No watch. No cell phone. No camera. No books. Just materials for writing and a backpack of basics. Lucy Leaf is on a journey — not just a long hike on the International Appalachian Trail, but also a journey of the spirit.
It began with five days in a remote cabin in a wilderness sanctuary where moose and bear acknowledged her as part of the landscape. She hiked and wrote and thought and discovered that this two-month walkabout (as she calls it) may be just a beginning.
I found her resting beside Route 1 just south of Presque Isle 130 miles into her trek. Clad in featherweight, quick-drying khaki shirt and shorts, she hefted her pack and pair of walking sticks into the back seat, apologizing for the possible scent of sweat.
She had interrupted her through-hike from Maine to Nova Scotia in order to visit me in Caribou, 15 miles north, before I left town. I agreed to return her to Presque Isle so she could continue on foot the next day. “Serious” hikers wouldn’t think of such an interlude, she explained, but Lucy’s journey is about friends, new and old, as well as covering distance. She is not out to prove something so she can brag about her achievements. Her walkabout, like other adventures in her life, leads to inner awareness as well as a geographic destination.
Our drive to Caribou attempted to follow the trail along the Aroostook River she would walk the next day. In and out we drove, from road to riverbank, spotting the trail here and there, matching our route to her map. My home overlooks the point where the river turns from its northern course east toward Fort Fairfield. Every day I look out the window to the opposite shore, but Lucy introduced me to the perspective of a pedestrian.

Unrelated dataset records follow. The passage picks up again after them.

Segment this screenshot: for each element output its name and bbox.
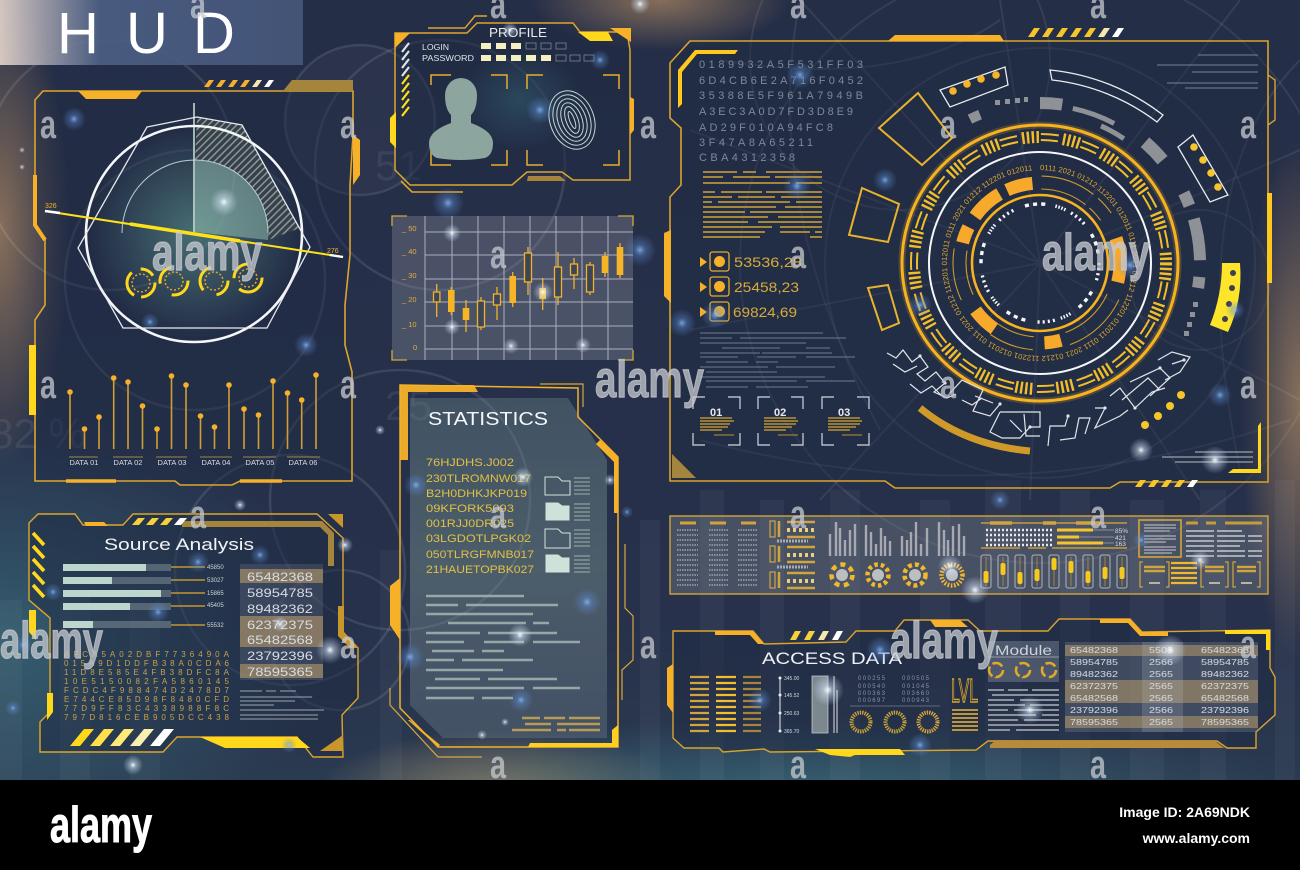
data table: 62372375 xyxy=(1201,681,1249,691)
data table: 2565 xyxy=(1149,693,1173,703)
heading: profile: PROFILE xyxy=(489,26,547,40)
watermark text: a xyxy=(1240,103,1257,147)
small numeric list: 000505 xyxy=(902,676,930,682)
heading: source analysis: Source Analysis xyxy=(104,535,254,554)
watermark text: alamy xyxy=(0,612,103,670)
footer band xyxy=(0,780,1300,870)
folder icons xyxy=(545,477,590,572)
sliders and readouts: 421 xyxy=(1115,535,1126,542)
heading: access data: ACCESS DATA xyxy=(762,650,902,668)
numbered brackets: 03 xyxy=(838,407,850,419)
watermark text: a xyxy=(790,233,807,277)
radar scope: 276 xyxy=(327,248,339,255)
gray arc segments xyxy=(880,103,1200,423)
module box: Module xyxy=(995,642,1052,658)
scale readout xyxy=(778,676,837,735)
candlestick chart xyxy=(392,216,633,360)
watermark text: a xyxy=(1090,743,1107,787)
small numeric list: 000363 xyxy=(858,691,886,697)
lollipop bar chart: DATA 04 xyxy=(202,458,230,467)
data table: 2566 xyxy=(1149,705,1173,715)
data table: 2565 xyxy=(1149,669,1173,679)
header band xyxy=(0,0,303,66)
white dotted arc boxes xyxy=(940,67,1228,202)
hex matrix: E744CE85D98F8480CFD xyxy=(64,695,229,704)
numbered brackets xyxy=(693,397,869,445)
small numeric list: 000943 xyxy=(902,698,930,704)
number table xyxy=(240,564,323,680)
number table: 78595365 xyxy=(247,665,313,679)
text columns xyxy=(677,523,758,585)
radar scope: 326 xyxy=(45,203,57,210)
hex matrix: 77D9FF83C4338988F8C xyxy=(64,704,229,713)
progress bars: 15865 xyxy=(207,591,224,597)
login fields xyxy=(422,43,594,63)
hex matrix: AFCA5A02DBF7736490A xyxy=(64,650,230,659)
hex code block: A3EC3A0D7FD3D8E9 xyxy=(699,106,853,118)
panel: access data: LVL xyxy=(951,672,978,709)
heading: statistics: STATISTICS xyxy=(428,409,548,429)
lollipop bar chart: DATA 01 xyxy=(70,458,98,467)
watermark text: a xyxy=(340,103,357,147)
watermark text: a xyxy=(190,493,207,537)
hex matrix: FCDC4F988474D2478D7 xyxy=(64,686,230,695)
data table: 58954785 xyxy=(1201,657,1249,667)
progress bars: 55532 xyxy=(207,623,224,629)
lollipop bar chart: DATA 03 xyxy=(158,458,186,467)
number table: 23792396 xyxy=(247,649,313,663)
data table: 65482568 xyxy=(1070,693,1118,703)
panel: access data xyxy=(667,619,1275,757)
footer image id: www.alamy.com xyxy=(1142,830,1250,846)
scale readout: 250.63 xyxy=(784,711,800,717)
small numeric list: 001045 xyxy=(902,684,930,690)
list of codes: B2H0DHKJKP019 xyxy=(426,488,527,500)
lollipop bar chart: DATA 05 xyxy=(246,458,274,467)
hex matrix: 015A9D1DDFB38A0CDA6 xyxy=(64,659,230,668)
warning stripes xyxy=(70,729,174,746)
data table: 65482368 xyxy=(1070,645,1118,655)
candlestick chart: _ 10 xyxy=(401,320,417,329)
value rows: 25458,23 xyxy=(734,279,799,295)
icon: user silhouette xyxy=(429,78,493,160)
watermark text: a xyxy=(1240,623,1257,667)
number table: 58954785 xyxy=(247,586,313,600)
list of codes: 21HAUETOPBK027 xyxy=(426,564,534,576)
small numeric list xyxy=(850,676,940,706)
scale readout: 145.52 xyxy=(784,693,800,699)
watermark text: a xyxy=(490,493,507,537)
progress bars: 45405 xyxy=(207,603,224,609)
lollipop bar chart: DATA 06 xyxy=(289,458,317,467)
list of codes: 03LGDOTLPGK02 xyxy=(426,533,531,545)
yellow dotted block xyxy=(1210,263,1240,332)
watermark text: a xyxy=(490,743,507,787)
sliders and readouts: 85% xyxy=(1115,528,1128,535)
candlestick chart: _ 20 xyxy=(401,295,417,304)
background: 25 xyxy=(385,382,432,429)
hex matrix xyxy=(64,650,230,722)
numbered brackets: 02 xyxy=(774,407,786,419)
number table: 89482362 xyxy=(247,602,313,616)
footer image id: Image ID: 2A69NDK xyxy=(1119,804,1250,820)
gold quadrilateral outlines xyxy=(849,93,952,330)
gauges xyxy=(127,264,262,297)
hex code block: 0189932A5F531FF03 xyxy=(699,59,863,71)
gold text block xyxy=(703,172,822,237)
panel: radar and data bars xyxy=(29,80,360,485)
candlestick chart: _ 30 xyxy=(401,271,417,280)
watermark text: alamy xyxy=(1042,224,1150,282)
watermark text: a xyxy=(340,363,357,407)
list of codes: 230TLROMNW017 xyxy=(426,473,531,485)
ring gauges xyxy=(852,712,938,732)
data table: 78595365 xyxy=(1201,717,1249,727)
small numeric list: 003660 xyxy=(902,691,930,697)
sliders and readouts xyxy=(981,523,1128,588)
watermark text: a xyxy=(790,493,807,537)
panel: statistics xyxy=(390,384,633,757)
list of codes: 09KFORK5093 xyxy=(426,503,514,515)
candlestick chart: _ 40 xyxy=(401,247,417,256)
candlestick chart: 0 xyxy=(413,343,417,352)
list of codes: 76HJDHS.J002 xyxy=(426,457,514,469)
hex code block: CBA4312358 xyxy=(699,152,795,164)
circuit traces xyxy=(887,350,1190,446)
panel: profile xyxy=(390,16,634,192)
radial code text: 0111 2021 01212 112201 012011 0111 2021 01212 112201 012011 0111 2021 01212 112201 012011 0111 2021 01212 112201 012011 0111 2021 01212 112201 012011 xyxy=(942,164,1138,362)
list of codes xyxy=(426,457,534,576)
list of codes: 001RJJ0DR025 xyxy=(426,518,514,530)
data table: 2566 xyxy=(1149,657,1173,667)
watermark text: alamy xyxy=(152,224,262,282)
radar scope xyxy=(45,103,343,342)
number table: 62372375 xyxy=(247,618,313,632)
lollipop bar chart xyxy=(67,372,320,467)
data table: 23792396 xyxy=(1201,705,1249,715)
data table: 78595365 xyxy=(1070,717,1118,727)
watermark text: a xyxy=(1240,363,1257,407)
hex code block: AD29F010A94FC8 xyxy=(699,122,833,134)
data table: 65482568 xyxy=(1201,693,1249,703)
watermark text: alamy xyxy=(890,612,998,670)
number table: 65482568 xyxy=(247,633,313,647)
background: 51 xyxy=(375,142,422,189)
progress bars: 45850 xyxy=(207,565,224,571)
title: HUD xyxy=(57,1,235,66)
text block xyxy=(426,596,580,698)
panel: main radial display xyxy=(664,28,1276,489)
hex code block: 3F47A8A65211 xyxy=(699,137,813,149)
candlestick chart: _ 50 xyxy=(401,224,417,233)
gray text block xyxy=(700,333,855,387)
right data block xyxy=(1139,520,1262,587)
data table: 2565 xyxy=(1149,681,1173,691)
data table: 89482362 xyxy=(1070,669,1118,679)
hex matrix: 797D816CEB905DCC438 xyxy=(64,713,230,722)
lollipop bar chart: DATA 02 xyxy=(114,458,142,467)
data table: 62372375 xyxy=(1070,681,1118,691)
progress bars: 53027 xyxy=(207,578,224,584)
login fields: PASSWORD xyxy=(422,54,474,63)
value rows: 69824,69 xyxy=(733,304,797,320)
scale readout: 345.00 xyxy=(784,676,800,682)
circular dial xyxy=(898,122,1182,404)
hex code block: 35388E5F961A7949B xyxy=(699,90,863,102)
data table xyxy=(1065,642,1258,732)
scale readout: 365.70 xyxy=(784,729,800,735)
footer image id xyxy=(1119,804,1250,846)
watermark text: a xyxy=(340,623,357,667)
module box xyxy=(988,641,1059,682)
LVL label xyxy=(951,672,978,730)
sun gauges xyxy=(832,564,962,586)
data table: 23792396 xyxy=(1070,705,1118,715)
hex matrix: 10E5150082FA5860145 xyxy=(64,677,230,686)
watermark text: a xyxy=(40,363,57,407)
panel: source analysis xyxy=(29,514,358,757)
panel: instrument strip xyxy=(670,516,1268,594)
watermark text: a xyxy=(640,103,657,147)
watermark text: a xyxy=(940,103,957,147)
login fields: LOGIN xyxy=(422,43,449,52)
corner brackets xyxy=(431,75,619,165)
data table: 2565 xyxy=(1149,717,1173,727)
small numeric list: 000540 xyxy=(858,684,886,690)
small numeric list: 000697 xyxy=(858,698,886,704)
watermark text: alamy xyxy=(595,351,704,409)
yellow dots xyxy=(1141,391,1185,429)
mini bar charts xyxy=(830,522,964,556)
watermark text: a xyxy=(1090,493,1107,537)
value rows: 53536,28 xyxy=(734,254,802,270)
gold arc xyxy=(920,408,1030,451)
number table: 65482368 xyxy=(247,570,313,584)
progress bars xyxy=(63,564,224,629)
sliders and readouts: 163 xyxy=(1115,541,1126,548)
watermark text: a xyxy=(940,363,957,407)
data table: 89482362 xyxy=(1201,669,1249,679)
switch icons xyxy=(770,521,815,588)
hex matrix: 11D8E585E4FB38DFC8A xyxy=(64,668,230,677)
data table: 58954785 xyxy=(1070,657,1118,667)
watermark text: a xyxy=(790,743,807,787)
data table: 5503 xyxy=(1149,645,1173,655)
list of codes: 050TLRGFMNB017 xyxy=(426,549,534,561)
hex code block xyxy=(699,59,863,164)
hex code block: 6D4CB6E2A716F0452 xyxy=(699,75,863,87)
watermark text: a xyxy=(640,623,657,667)
small numeric list: 000255 xyxy=(858,676,886,682)
watermark text: a xyxy=(490,233,507,277)
footer logo: alamy xyxy=(50,797,152,853)
gold line columns xyxy=(690,677,761,731)
numbered brackets: 01 xyxy=(710,407,722,419)
value rows xyxy=(700,252,802,321)
data table: 65482368 xyxy=(1201,645,1249,655)
watermark text: a xyxy=(40,103,57,147)
icon: fingerprint xyxy=(541,84,603,156)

My yard was the perfect place for her to spread out her gear to dry in the sun and breeze. The contents of her pack are the result of months of planning and testing.

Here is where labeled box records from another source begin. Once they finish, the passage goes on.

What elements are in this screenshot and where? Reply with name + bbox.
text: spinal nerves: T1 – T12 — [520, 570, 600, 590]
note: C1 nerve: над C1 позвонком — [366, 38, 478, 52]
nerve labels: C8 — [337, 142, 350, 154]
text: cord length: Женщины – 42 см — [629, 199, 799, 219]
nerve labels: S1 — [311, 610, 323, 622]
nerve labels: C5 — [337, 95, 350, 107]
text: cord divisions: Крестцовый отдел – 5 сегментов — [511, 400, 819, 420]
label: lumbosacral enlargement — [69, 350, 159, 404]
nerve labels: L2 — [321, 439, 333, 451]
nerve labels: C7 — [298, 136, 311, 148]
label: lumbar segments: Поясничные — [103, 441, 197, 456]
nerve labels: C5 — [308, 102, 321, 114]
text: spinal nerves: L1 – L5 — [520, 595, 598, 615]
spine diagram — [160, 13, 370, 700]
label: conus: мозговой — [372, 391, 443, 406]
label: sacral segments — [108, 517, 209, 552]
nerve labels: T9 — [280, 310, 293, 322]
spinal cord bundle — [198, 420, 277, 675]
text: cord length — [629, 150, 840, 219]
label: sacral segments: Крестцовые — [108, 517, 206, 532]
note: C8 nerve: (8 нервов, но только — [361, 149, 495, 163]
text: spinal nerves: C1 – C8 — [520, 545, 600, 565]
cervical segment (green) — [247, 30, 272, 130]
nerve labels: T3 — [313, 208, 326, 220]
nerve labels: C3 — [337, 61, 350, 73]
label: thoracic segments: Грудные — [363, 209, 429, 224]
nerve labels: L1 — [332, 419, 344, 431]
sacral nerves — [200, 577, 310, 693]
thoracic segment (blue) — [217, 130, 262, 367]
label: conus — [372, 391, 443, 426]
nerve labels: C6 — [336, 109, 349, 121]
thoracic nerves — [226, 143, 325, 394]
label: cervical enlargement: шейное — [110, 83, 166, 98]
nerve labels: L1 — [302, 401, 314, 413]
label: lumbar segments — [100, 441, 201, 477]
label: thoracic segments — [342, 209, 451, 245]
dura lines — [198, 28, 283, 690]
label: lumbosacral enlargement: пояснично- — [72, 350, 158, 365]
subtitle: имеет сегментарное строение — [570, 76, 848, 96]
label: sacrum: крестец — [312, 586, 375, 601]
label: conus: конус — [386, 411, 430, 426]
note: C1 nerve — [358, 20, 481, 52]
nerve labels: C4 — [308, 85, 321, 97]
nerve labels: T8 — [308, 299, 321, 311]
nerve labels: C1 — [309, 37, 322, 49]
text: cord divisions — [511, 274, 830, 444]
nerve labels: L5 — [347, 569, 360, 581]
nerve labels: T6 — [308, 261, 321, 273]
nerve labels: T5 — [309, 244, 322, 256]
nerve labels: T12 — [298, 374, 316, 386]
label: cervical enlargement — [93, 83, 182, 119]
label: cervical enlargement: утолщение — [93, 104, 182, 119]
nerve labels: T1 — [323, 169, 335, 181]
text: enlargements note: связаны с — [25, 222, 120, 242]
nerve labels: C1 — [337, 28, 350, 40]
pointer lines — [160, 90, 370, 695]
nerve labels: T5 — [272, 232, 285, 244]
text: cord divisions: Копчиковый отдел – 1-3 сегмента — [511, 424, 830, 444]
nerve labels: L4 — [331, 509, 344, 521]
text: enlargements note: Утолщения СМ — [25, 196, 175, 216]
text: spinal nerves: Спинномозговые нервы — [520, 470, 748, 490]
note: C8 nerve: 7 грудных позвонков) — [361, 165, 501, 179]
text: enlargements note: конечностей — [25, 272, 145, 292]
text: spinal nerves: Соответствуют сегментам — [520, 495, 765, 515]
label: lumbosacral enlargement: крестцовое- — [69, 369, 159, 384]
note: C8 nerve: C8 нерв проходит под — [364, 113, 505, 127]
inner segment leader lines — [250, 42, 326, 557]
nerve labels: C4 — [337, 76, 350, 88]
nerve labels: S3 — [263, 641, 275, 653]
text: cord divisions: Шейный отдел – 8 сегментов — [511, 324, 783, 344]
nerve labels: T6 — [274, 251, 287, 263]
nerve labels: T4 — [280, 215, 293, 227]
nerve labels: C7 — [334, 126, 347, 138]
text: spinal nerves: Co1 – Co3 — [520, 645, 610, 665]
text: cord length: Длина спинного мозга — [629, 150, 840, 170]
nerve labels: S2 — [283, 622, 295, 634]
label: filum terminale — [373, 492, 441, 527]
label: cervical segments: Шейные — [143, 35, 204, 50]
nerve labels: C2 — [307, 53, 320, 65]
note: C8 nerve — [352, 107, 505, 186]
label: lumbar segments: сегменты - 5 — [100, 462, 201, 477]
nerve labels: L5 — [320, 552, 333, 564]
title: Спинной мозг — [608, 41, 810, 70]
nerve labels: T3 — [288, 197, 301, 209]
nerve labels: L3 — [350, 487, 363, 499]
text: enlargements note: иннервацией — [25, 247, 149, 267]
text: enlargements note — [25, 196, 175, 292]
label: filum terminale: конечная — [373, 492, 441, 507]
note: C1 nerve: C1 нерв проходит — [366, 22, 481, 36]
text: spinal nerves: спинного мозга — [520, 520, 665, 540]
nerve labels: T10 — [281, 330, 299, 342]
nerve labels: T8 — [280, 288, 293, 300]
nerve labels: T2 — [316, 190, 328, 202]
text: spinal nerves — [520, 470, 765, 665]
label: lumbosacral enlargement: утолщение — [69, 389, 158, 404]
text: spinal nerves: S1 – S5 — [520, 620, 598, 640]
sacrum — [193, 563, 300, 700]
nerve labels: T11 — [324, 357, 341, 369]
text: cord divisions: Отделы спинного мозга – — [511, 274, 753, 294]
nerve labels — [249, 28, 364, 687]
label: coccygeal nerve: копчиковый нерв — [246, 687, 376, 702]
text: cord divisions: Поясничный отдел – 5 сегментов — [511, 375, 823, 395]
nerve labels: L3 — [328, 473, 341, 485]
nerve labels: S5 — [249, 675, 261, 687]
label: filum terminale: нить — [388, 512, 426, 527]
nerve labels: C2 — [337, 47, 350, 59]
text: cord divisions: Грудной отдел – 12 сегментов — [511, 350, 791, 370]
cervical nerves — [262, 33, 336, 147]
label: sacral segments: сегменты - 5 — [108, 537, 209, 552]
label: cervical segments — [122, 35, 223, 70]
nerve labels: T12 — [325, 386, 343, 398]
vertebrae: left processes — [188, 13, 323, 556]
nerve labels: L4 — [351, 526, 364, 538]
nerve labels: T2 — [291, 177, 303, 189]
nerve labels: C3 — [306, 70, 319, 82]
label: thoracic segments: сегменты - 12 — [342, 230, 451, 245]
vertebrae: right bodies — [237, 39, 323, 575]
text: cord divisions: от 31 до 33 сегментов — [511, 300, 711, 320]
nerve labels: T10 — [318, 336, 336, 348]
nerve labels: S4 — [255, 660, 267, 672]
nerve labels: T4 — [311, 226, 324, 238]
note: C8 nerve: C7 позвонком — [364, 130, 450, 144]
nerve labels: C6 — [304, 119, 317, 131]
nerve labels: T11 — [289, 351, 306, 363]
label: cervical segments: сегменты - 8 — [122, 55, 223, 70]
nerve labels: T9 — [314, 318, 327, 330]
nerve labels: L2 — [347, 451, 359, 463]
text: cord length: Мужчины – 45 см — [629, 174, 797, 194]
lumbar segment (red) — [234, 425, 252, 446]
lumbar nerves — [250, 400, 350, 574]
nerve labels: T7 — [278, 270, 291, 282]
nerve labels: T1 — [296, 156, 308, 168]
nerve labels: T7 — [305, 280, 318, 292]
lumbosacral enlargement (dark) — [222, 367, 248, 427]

“I hiked in six types of underwear before I chose those I would pack,” she said. She narrowed down her attire to two sets of clothes, which she is used to putting on damp from rain or dew. They dry quickly, even under a lightweight jacket. We set the wash machine for a small load, dumped in her few belongings (after she changed into her swimsuit) and sat down for a chat.

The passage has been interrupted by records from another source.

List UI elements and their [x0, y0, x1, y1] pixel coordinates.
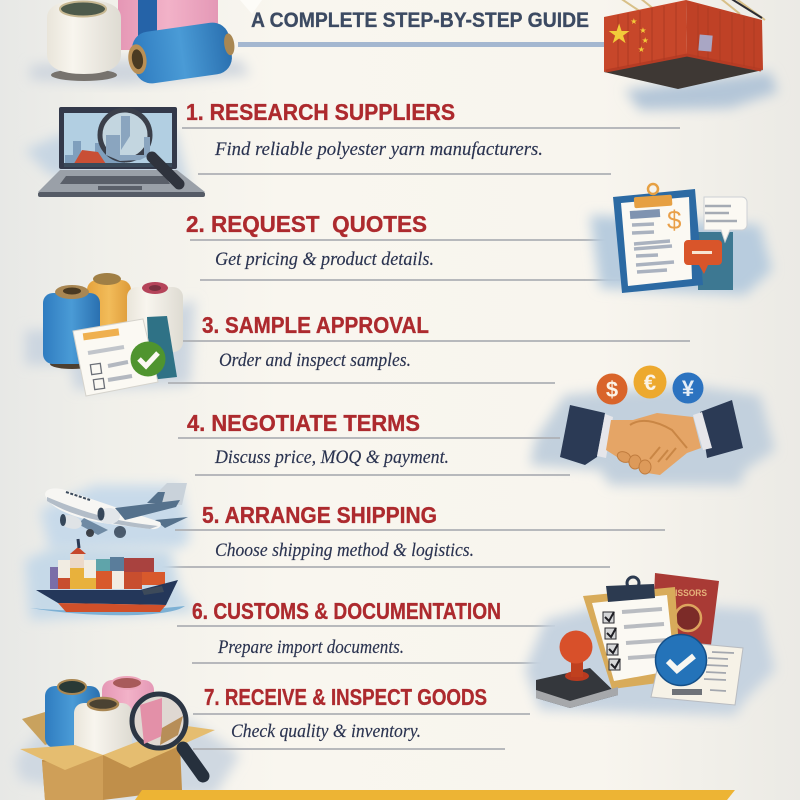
icon: flag stars: ★	[607, 19, 631, 50]
icon: passport: CAISSORS	[663, 588, 707, 598]
icon: airplane	[40, 483, 190, 550]
icon: yen coin	[672, 372, 704, 404]
icon: flag stars: ★	[639, 26, 647, 35]
icon: handshake with currency coins	[530, 366, 775, 485]
step 3	[25, 273, 690, 396]
description: Choose shipping method & logistics.	[215, 540, 474, 561]
icon: passport	[652, 573, 719, 645]
subtitle underline	[238, 42, 604, 47]
icon: yen coin: ¥	[682, 376, 695, 401]
description: Check quality & inventory.	[231, 721, 421, 742]
icon: laptop with magnifier	[25, 107, 205, 197]
icon: euro coin	[634, 366, 666, 398]
icon: flag stars: ★	[638, 45, 645, 54]
subtitle: A COMPLETE STEP-BY-STEP GUIDE	[251, 9, 589, 32]
heading: 2. REQUEST QUOTES	[186, 211, 427, 237]
icon: flag stars: ★	[642, 36, 649, 45]
icon: quote clipboard with speech bubbles: $	[667, 205, 682, 235]
icon: flag stars: ★	[630, 17, 637, 26]
icon: dollar coin: $	[606, 377, 618, 402]
icon: yarn spools with approval card	[25, 273, 195, 396]
description: Discuss price, MOQ & payment.	[214, 447, 449, 468]
step 4	[178, 366, 775, 485]
heading: 1. RESEARCH SUPPLIERS	[186, 99, 455, 125]
icon: dollar coin	[596, 374, 628, 404]
heading: 3. SAMPLE APPROVAL	[202, 312, 429, 338]
step 5	[40, 483, 665, 567]
step 1	[25, 99, 680, 197]
icon: customs documents, passport and stamp	[525, 573, 775, 715]
icon: rubber stamp	[536, 630, 618, 708]
description: Get pricing & product details.	[215, 249, 434, 270]
heading: 5. ARRANGE SHIPPING	[202, 502, 437, 528]
description: Order and inspect samples.	[219, 350, 411, 371]
icon: shipping document	[651, 643, 743, 705]
step 7	[15, 677, 530, 800]
footer banner	[135, 790, 735, 800]
icon: quote clipboard with speech bubbles	[590, 184, 772, 295]
icon: container ship	[25, 539, 195, 620]
step 6	[177, 573, 775, 715]
step 2	[186, 184, 772, 295]
icon: yarn spools header	[30, 0, 250, 86]
icon: open box of spools with magnifier	[15, 677, 240, 800]
icon: euro coin: €	[644, 370, 656, 395]
heading: 7. RECEIVE & INSPECT GOODS	[204, 684, 487, 710]
icon: check badge	[656, 634, 706, 686]
description: Prepare import documents.	[217, 637, 404, 658]
heading: 4. NEGOTIATE TERMS	[187, 410, 420, 436]
header banner corner	[240, 0, 262, 14]
heading: 6. CUSTOMS & DOCUMENTATION	[192, 598, 501, 624]
icon: shipping container with flag	[604, 0, 778, 110]
description: Find reliable polyester yarn manufacturers.	[214, 139, 543, 160]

“The longer I live, the more I realize I could not stay in one place very long,” says Lucy, who is in her 60s. When she was in her 20s, she spent five years riding her horse from Maine to California and back, traveling with a friend as far as Montana, then completing the 7,000-mile journey on her own, stopping to work long enough to earn the money needed to continue.
“My journey started out as a cross-country trip on horseback,” she wrote in an article about the trip. “It later became a journey with a horse. I continued on and on again because I had a good horse. But it would take a couple thousand miles for me to realize this.”
In the 1990s, she and her then husband, Sam Woodward, took two teams of sled dogs from their home in Surry, Maine, to Labrador and Quebec where they “pieced together” a 1,200-mile loop, similar to Alaska’s famous Iditarod sled dog race, starting from Havre St. Pierre on the Quebec north shore and ending at the interior mining communities of Labrador City and Wabush. Following old sled dog routes converted into snowmobile trails (some marked, others not) they stopped in villages along the way, making friends and picking up supplies they had sent ahead before leaving Maine.
The expedition generated so much excitement that the two provinces responded to the Woodwards’ suggestion (and assistance) and collaborated to organize a 400-mile sled-dog race, The Labrador 400, which became the finale of a triple-crown circuit between 1991 and 1997. In 1994, the couple and their dogs again set out on a journey, this time across ice instead of land, following Inuit routes 450 miles to the northernmost community of Nain and back.
“In Labrador, Sam and I had discovered a musher’s paradise and some of the friendliest people in the world,” Lucy wrote. And they had revived the tradition of sled-dog travel in the region.
By the 2000s, she had put mushing behind her, earned a degree in and practiced nursing and spent a year in Turkmenistan as a Peace Corps volunteer. She simplified her needs enough to live in a one-room cabin in Surry, where she studies and practices sustainable living, heating with an efficient wood stove and dining from her organic garden.
Her life is a conscious, continuous exploration and fulfillment of dreams — on a shoestring.
After three days in Caribou, she set out for Perth-Andover, New Brunswick, where she caught a bus to Prince Edward Island to hike the new IAT trails there. Then she hopped a ferry and continued her trek in Nova Scotia.
If all goes well, she says, “I hope to hike the ancient ways of Ireland next year.”
Kathryn Olmstead is a retired University of Maine associate dean and associate professor living in Aroostook County. She was the founding director of the Maine Center for Student Journalism at UMaine. Her columns will appear in this space twice monthly.